Son zamanlarda karşılaşılan kimi durumların sorumluları büyük bir pişkinlikle aldırışsızlık içindeler. Hiçbir kötü sonucu üzerlerine almıyorlar. Federal Almanya Şansölyesi Angela MERKEL'in “Türkiye müttefikimiz ama dostumuz değil!” sözü dış ilişkilerdeki bozulmanın ilginç bir kanıtı.
Diyarbakır merkezde Sur İlçesi'nin “Dağkapı Meydanı”nın adı Şeyh Sait Meydanı yapılıyor, devlet uyuyor.
Teröristler yalnız güneydoğuda ve güneyde değil, başta İstanbul büyük kentlerde cirit atıyor, otobüslere saldırılıyor, yapım yerlerinde işverenlerin taşıtları yakılıyor, kentlerarası yollarda kimlik denetimi sürdürülüyor günlerce. Önleyen, engelleyen yok. Operasyonlardan sonuç yok.

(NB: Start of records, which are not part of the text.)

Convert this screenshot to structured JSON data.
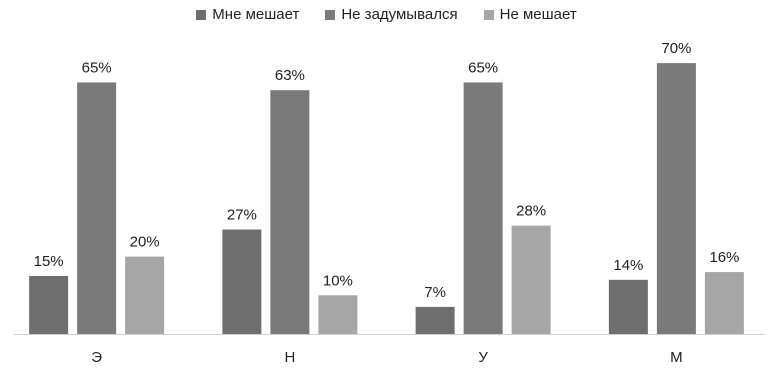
{
  "chart_data": {
    "type": "bar",
    "title": "",
    "xlabel": "",
    "ylabel": "",
    "ylim": [
      0,
      70
    ],
    "grid": false,
    "legend_position": "top",
    "categories": [
      "Э",
      "Н",
      "У",
      "М"
    ],
    "series": [
      {
        "name": "Мне мешает",
        "values": [
          15,
          27,
          7,
          14
        ],
        "labels": [
          "15%",
          "27%",
          "7%",
          "14%"
        ],
        "color": "#6e6e6e"
      },
      {
        "name": "Не задумывался",
        "values": [
          65,
          63,
          65,
          70
        ],
        "labels": [
          "65%",
          "63%",
          "65%",
          "70%"
        ],
        "color": "#7a7a7a"
      },
      {
        "name": "Не мешает",
        "values": [
          20,
          10,
          28,
          16
        ],
        "labels": [
          "20%",
          "10%",
          "28%",
          "16%"
        ],
        "color": "#a6a6a6"
      }
    ]
  }
}
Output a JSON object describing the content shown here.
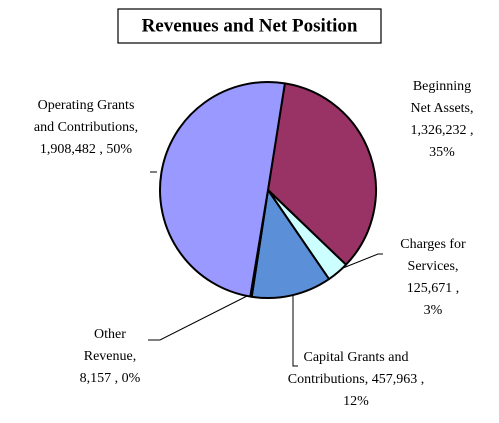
{
  "chart_data": {
    "type": "pie",
    "title": "Revenues and Net Position",
    "values": [
      1326232,
      125671,
      457963,
      8157,
      1908482
    ],
    "labels": [
      [
        "Beginning",
        "Net Assets,",
        "1,326,232 ,",
        "35%"
      ],
      [
        "Charges for",
        "Services,",
        "125,671 ,",
        "3%"
      ],
      [
        "Capital Grants and",
        "Contributions,  457,963 ,",
        "12%"
      ],
      [
        "Other",
        "Revenue,",
        "8,157 , 0%"
      ],
      [
        "Operating Grants",
        "and Contributions,",
        "1,908,482 , 50%"
      ]
    ],
    "colors": [
      "#993366",
      "#ccffff",
      "#5b8fd8",
      "#7b9fe0",
      "#9999ff"
    ]
  }
}
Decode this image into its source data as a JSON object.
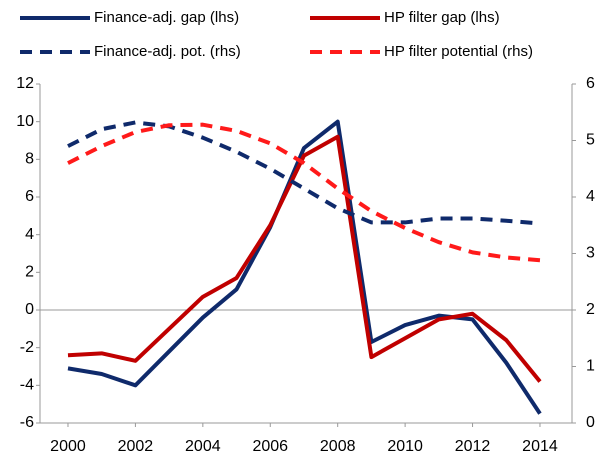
{
  "chart_data": {
    "type": "line",
    "x": [
      2000,
      2001,
      2002,
      2003,
      2004,
      2005,
      2006,
      2007,
      2008,
      2009,
      2010,
      2011,
      2012,
      2013,
      2014
    ],
    "xlim": [
      1999.17,
      2014.95
    ],
    "xticks": [
      2000,
      2002,
      2004,
      2006,
      2008,
      2010,
      2012,
      2014
    ],
    "ylim": [
      -6,
      12
    ],
    "yticks": [
      -6,
      -4,
      -2,
      0,
      2,
      4,
      6,
      8,
      10,
      12
    ],
    "y2lim": [
      0,
      6
    ],
    "y2ticks": [
      0,
      1,
      2,
      3,
      4,
      5,
      6
    ],
    "series": [
      {
        "name": "Finance-adj. gap (lhs)",
        "color": "#0f2a6b",
        "dash": false,
        "values": [
          -3.1,
          -3.4,
          -4.0,
          -2.2,
          -0.4,
          1.1,
          4.4,
          8.6,
          10.0,
          -1.7,
          -0.8,
          -0.3,
          -0.5,
          -2.8,
          -5.5
        ]
      },
      {
        "name": "HP filter gap (lhs)",
        "color": "#c00000",
        "dash": false,
        "values": [
          -2.4,
          -2.3,
          -2.7,
          -1.0,
          0.7,
          1.7,
          4.5,
          8.2,
          9.2,
          -2.5,
          -1.5,
          -0.5,
          -0.2,
          -1.6,
          -3.8
        ]
      },
      {
        "name": "Finance-adj. pot. (rhs)",
        "color": "#0f2a6b",
        "dash": true,
        "axis": "y2",
        "values": [
          4.9,
          5.2,
          5.32,
          5.25,
          5.05,
          4.8,
          4.5,
          4.15,
          3.8,
          3.55,
          3.55,
          3.62,
          3.62,
          3.58,
          3.53
        ]
      },
      {
        "name": "HP filter potential (rhs)",
        "color": "#ff1a1a",
        "dash": true,
        "axis": "y2",
        "values": [
          4.6,
          4.9,
          5.15,
          5.27,
          5.28,
          5.17,
          4.95,
          4.6,
          4.15,
          3.75,
          3.45,
          3.2,
          3.02,
          2.93,
          2.88
        ]
      }
    ]
  }
}
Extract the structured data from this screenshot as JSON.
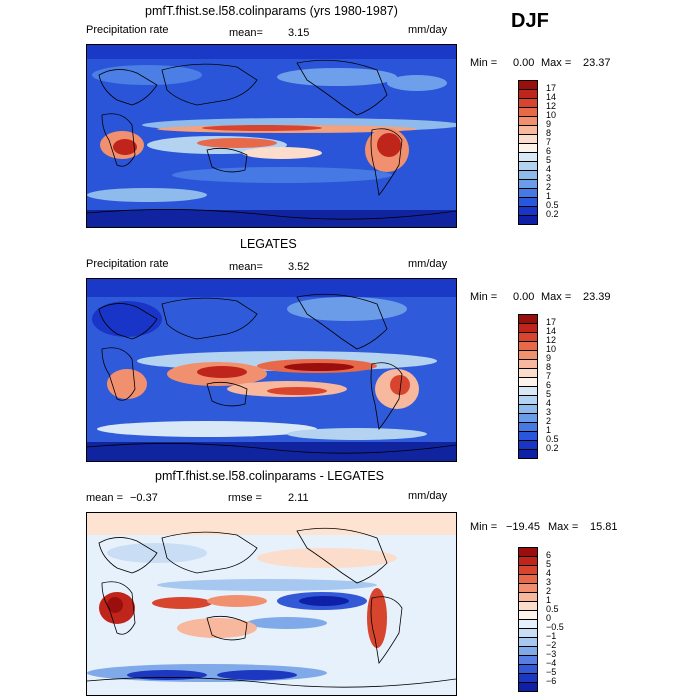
{
  "season": "DJF",
  "panels": [
    {
      "title": "pmfT.fhist.se.l58.colinparams (yrs 1980-1987)",
      "left_label": "Precipitation rate",
      "stat1_label": "mean=",
      "stat1_value": "3.15",
      "stat2_label": "",
      "stat2_value": "",
      "units": "mm/day",
      "min_label": "Min =",
      "min_value": "0.00",
      "max_label": "Max =",
      "max_value": "23.37",
      "colorbar_levels": [
        "17",
        "14",
        "12",
        "10",
        "9",
        "8",
        "7",
        "6",
        "5",
        "4",
        "3",
        "2",
        "1",
        "0.5",
        "0.2"
      ],
      "colorbar_colors": [
        "#9b0e0e",
        "#c0251b",
        "#d8452e",
        "#e8694a",
        "#f1906f",
        "#f7b89d",
        "#fcdccb",
        "#fdf3ea",
        "#d8e8f6",
        "#b4d3f1",
        "#8fbaec",
        "#6a9ce8",
        "#4679e4",
        "#2a56dc",
        "#1835c8",
        "#0e1fa8"
      ]
    },
    {
      "title": "LEGATES",
      "left_label": "Precipitation rate",
      "stat1_label": "mean=",
      "stat1_value": "3.52",
      "stat2_label": "",
      "stat2_value": "",
      "units": "mm/day",
      "min_label": "Min =",
      "min_value": "0.00",
      "max_label": "Max =",
      "max_value": "23.39",
      "colorbar_levels": [
        "17",
        "14",
        "12",
        "10",
        "9",
        "8",
        "7",
        "6",
        "5",
        "4",
        "3",
        "2",
        "1",
        "0.5",
        "0.2"
      ],
      "colorbar_colors": [
        "#9b0e0e",
        "#c0251b",
        "#d8452e",
        "#e8694a",
        "#f1906f",
        "#f7b89d",
        "#fcdccb",
        "#fdf3ea",
        "#d8e8f6",
        "#b4d3f1",
        "#8fbaec",
        "#6a9ce8",
        "#4679e4",
        "#2a56dc",
        "#1835c8",
        "#0e1fa8"
      ]
    },
    {
      "title": "pmfT.fhist.se.l58.colinparams - LEGATES",
      "left_label": "",
      "stat1_label": "mean =",
      "stat1_value": "−0.37",
      "stat2_label": "rmse =",
      "stat2_value": "2.11",
      "units": "mm/day",
      "min_label": "Min =",
      "min_value": "−19.45",
      "max_label": "Max =",
      "max_value": "15.81",
      "colorbar_levels": [
        "6",
        "5",
        "4",
        "3",
        "2",
        "1",
        "0.5",
        "0",
        "−0.5",
        "−1",
        "−2",
        "−3",
        "−4",
        "−5",
        "−6"
      ],
      "colorbar_colors": [
        "#9b0e0e",
        "#c0251b",
        "#d8452e",
        "#e8694a",
        "#f1906f",
        "#f7b89d",
        "#fcdccb",
        "#fdf3ea",
        "#e7f1fb",
        "#c9def5",
        "#a6c7ef",
        "#7fa9e9",
        "#567ee3",
        "#3459d6",
        "#1c37c0",
        "#0e1fa8"
      ]
    }
  ],
  "chart_data": [
    {
      "type": "heatmap",
      "title": "pmfT.fhist.se.l58.colinparams (yrs 1980-1987)",
      "variable": "Precipitation rate",
      "units": "mm/day",
      "mean": 3.15,
      "min": 0.0,
      "max": 23.37,
      "contour_levels": [
        0.2,
        0.5,
        1,
        2,
        3,
        4,
        5,
        6,
        7,
        8,
        9,
        10,
        12,
        14,
        17
      ],
      "projection": "global cylindrical equidistant, Pacific-centered"
    },
    {
      "type": "heatmap",
      "title": "LEGATES",
      "variable": "Precipitation rate",
      "units": "mm/day",
      "mean": 3.52,
      "min": 0.0,
      "max": 23.39,
      "contour_levels": [
        0.2,
        0.5,
        1,
        2,
        3,
        4,
        5,
        6,
        7,
        8,
        9,
        10,
        12,
        14,
        17
      ],
      "projection": "global cylindrical equidistant, Pacific-centered"
    },
    {
      "type": "heatmap",
      "title": "pmfT.fhist.se.l58.colinparams - LEGATES",
      "units": "mm/day",
      "mean": -0.37,
      "rmse": 2.11,
      "min": -19.45,
      "max": 15.81,
      "contour_levels": [
        -6,
        -5,
        -4,
        -3,
        -2,
        -1,
        -0.5,
        0,
        0.5,
        1,
        2,
        3,
        4,
        5,
        6
      ],
      "projection": "global cylindrical equidistant, Pacific-centered"
    }
  ]
}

Lice'ye terörist heykeli dikiliyor, taşkınlıklara girişiliyor, yetkililer, sorumlular bilgisiz. ATATÜRK heykellerine ve büstlerine saldırılıyor (önceleri fotoğrafları çöpe atılıyordu) yine kimsenin gerekenleri yaptığı yok. Avrupa Atatürkçü Düşünce Dernekleri Federasyonu Genel Başkanı Dursun ATILGAN'ın bu konuda bize ulaşan tepkisi iktidarı uyarıyor.
Ne kadar ağır. Şüpheli tutulan emniyet görevlilerinin alt sıradakiler tarafından ellerinin kelepçelenerek, başlarına bastırılarak taşıtlara bindirilip karakola ve adliyeye götürülmeleri.

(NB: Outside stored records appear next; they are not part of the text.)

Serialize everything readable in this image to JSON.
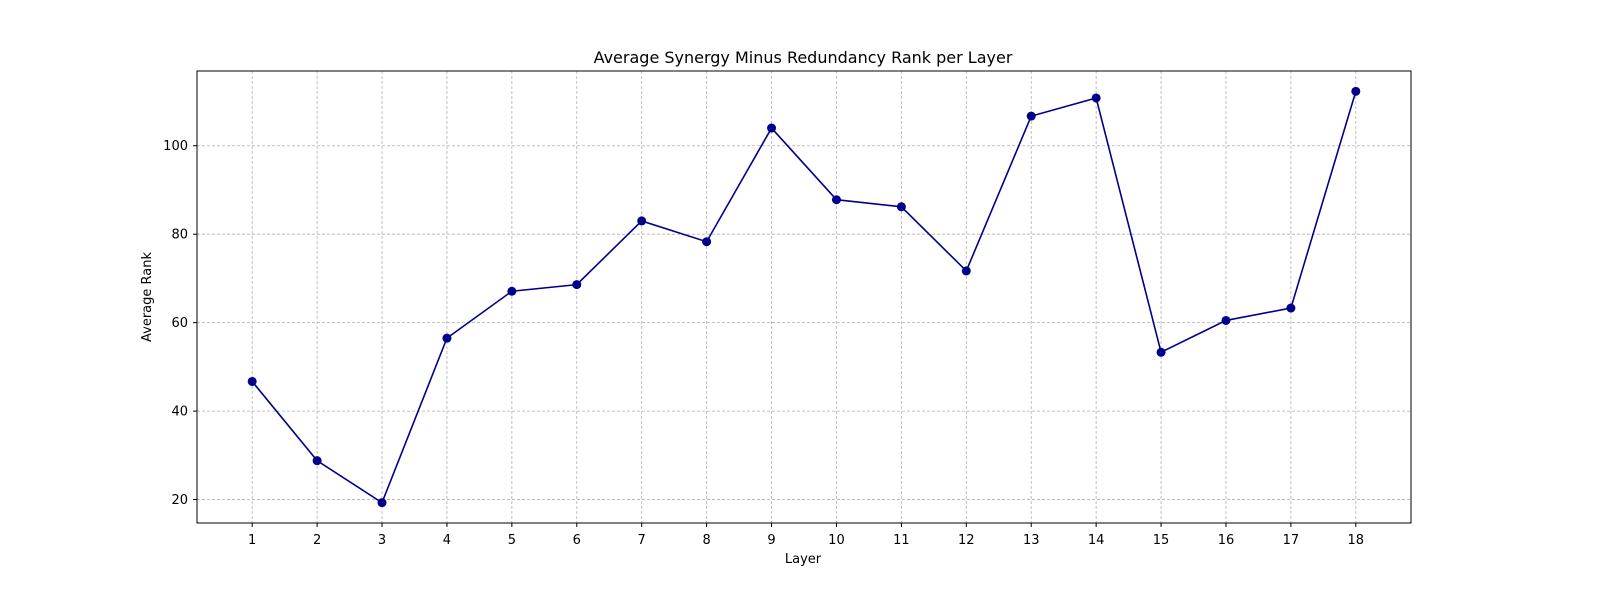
{
  "chart_data": {
    "type": "line",
    "title": "Average Synergy Minus Redundancy Rank per Layer",
    "xlabel": "Layer",
    "ylabel": "Average Rank",
    "x": [
      1,
      2,
      3,
      4,
      5,
      6,
      7,
      8,
      9,
      10,
      11,
      12,
      13,
      14,
      15,
      16,
      17,
      18
    ],
    "series": [
      {
        "values": [
          46.7,
          28.8,
          19.3,
          56.5,
          67.1,
          68.6,
          83.0,
          78.3,
          104.0,
          87.8,
          86.2,
          71.7,
          106.7,
          110.8,
          53.3,
          60.5,
          63.3,
          112.3
        ],
        "color": "#00008b",
        "marker": "circle"
      }
    ],
    "xticks": [
      "1",
      "2",
      "3",
      "4",
      "5",
      "6",
      "7",
      "8",
      "9",
      "10",
      "11",
      "12",
      "13",
      "14",
      "15",
      "16",
      "17",
      "18"
    ],
    "yticks": [
      20,
      40,
      60,
      80,
      100
    ],
    "xlim": [
      0.15,
      18.85
    ],
    "ylim": [
      14.7,
      116.9
    ],
    "grid": true,
    "legend": "none"
  }
}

Kimi bilim adamlarının, yazarların, gazetecilerin, milletvekillerinin, sanatçı bilinenlerin, devlet görevlilerinin RTE'ın buyruğunda kuyruk olmaları, ne kadar iç karartıcı.

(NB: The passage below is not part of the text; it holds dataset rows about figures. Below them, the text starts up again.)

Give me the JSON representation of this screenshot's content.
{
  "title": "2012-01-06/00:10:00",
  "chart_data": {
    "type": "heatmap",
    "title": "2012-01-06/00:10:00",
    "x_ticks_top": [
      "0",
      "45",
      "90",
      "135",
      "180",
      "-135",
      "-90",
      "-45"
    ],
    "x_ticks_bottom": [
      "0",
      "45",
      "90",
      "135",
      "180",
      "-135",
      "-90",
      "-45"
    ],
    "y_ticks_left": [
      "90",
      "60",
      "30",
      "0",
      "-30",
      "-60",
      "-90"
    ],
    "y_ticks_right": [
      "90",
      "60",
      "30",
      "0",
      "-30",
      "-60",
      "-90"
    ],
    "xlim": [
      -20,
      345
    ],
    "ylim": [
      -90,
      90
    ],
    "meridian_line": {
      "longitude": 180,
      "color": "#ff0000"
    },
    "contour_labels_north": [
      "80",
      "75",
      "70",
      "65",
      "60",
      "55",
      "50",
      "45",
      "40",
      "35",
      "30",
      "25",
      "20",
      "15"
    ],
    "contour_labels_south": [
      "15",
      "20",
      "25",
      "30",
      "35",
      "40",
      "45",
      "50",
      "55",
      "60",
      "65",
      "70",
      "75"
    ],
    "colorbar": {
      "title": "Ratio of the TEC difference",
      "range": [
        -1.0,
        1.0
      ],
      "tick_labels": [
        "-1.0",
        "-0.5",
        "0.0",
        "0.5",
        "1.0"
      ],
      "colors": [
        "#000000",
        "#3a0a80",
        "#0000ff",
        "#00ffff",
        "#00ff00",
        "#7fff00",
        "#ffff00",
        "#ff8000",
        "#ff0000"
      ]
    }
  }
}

Tüm bu durumlar ve benzerleri iyi değerlendirilmeli gerçekçi davranılmalıdır. Emre KONGAR'ın Cumhuriyet'teki yazısının başlığı “Üniversitelerde Kuzuların Sessizliği” (22.8.2014) bir eleştiriyi anımsattı. “Kuzu olsa meler. Melemiyorlar bile”
“Gerçekleri konuşmaktan korkmayınız” ATATÜRK.
Gerçekçi olmanın onuru, erdemi ve yararı ölçülemez. Önceki cumhurbaşkanı A. Gül, vedâ konuşmasında “.. hukuka bağlı kalışından (!)” söz etmişti. Resmî Gazete ile Terazi adlı hukuk dergisinden tuttuğum notlara göre, döneminde, Anayasa Mahkemesi 300'e yakın iptal kararı verdi. Bunların 100'den fazlası cumhurbaşkanının onayladığı yasalara ilişkindi. RTE çuvala dönüştürülen torba yasayı Anayasa'nın 89. Maddesi'ndeki süreyi hiç kullanmadan yayıma göndermekle A. Gül'ü bir kez daha geride bıraktı. AKP içindeki hazırlıkların ve dayanışmanın yeni-taze örneği gelecek günlerde daha nice hukuksuzluklarla karşılaşacağımızın belirtisidir. Üstelik, bireysel başvuru kararları iptalin dışındadır.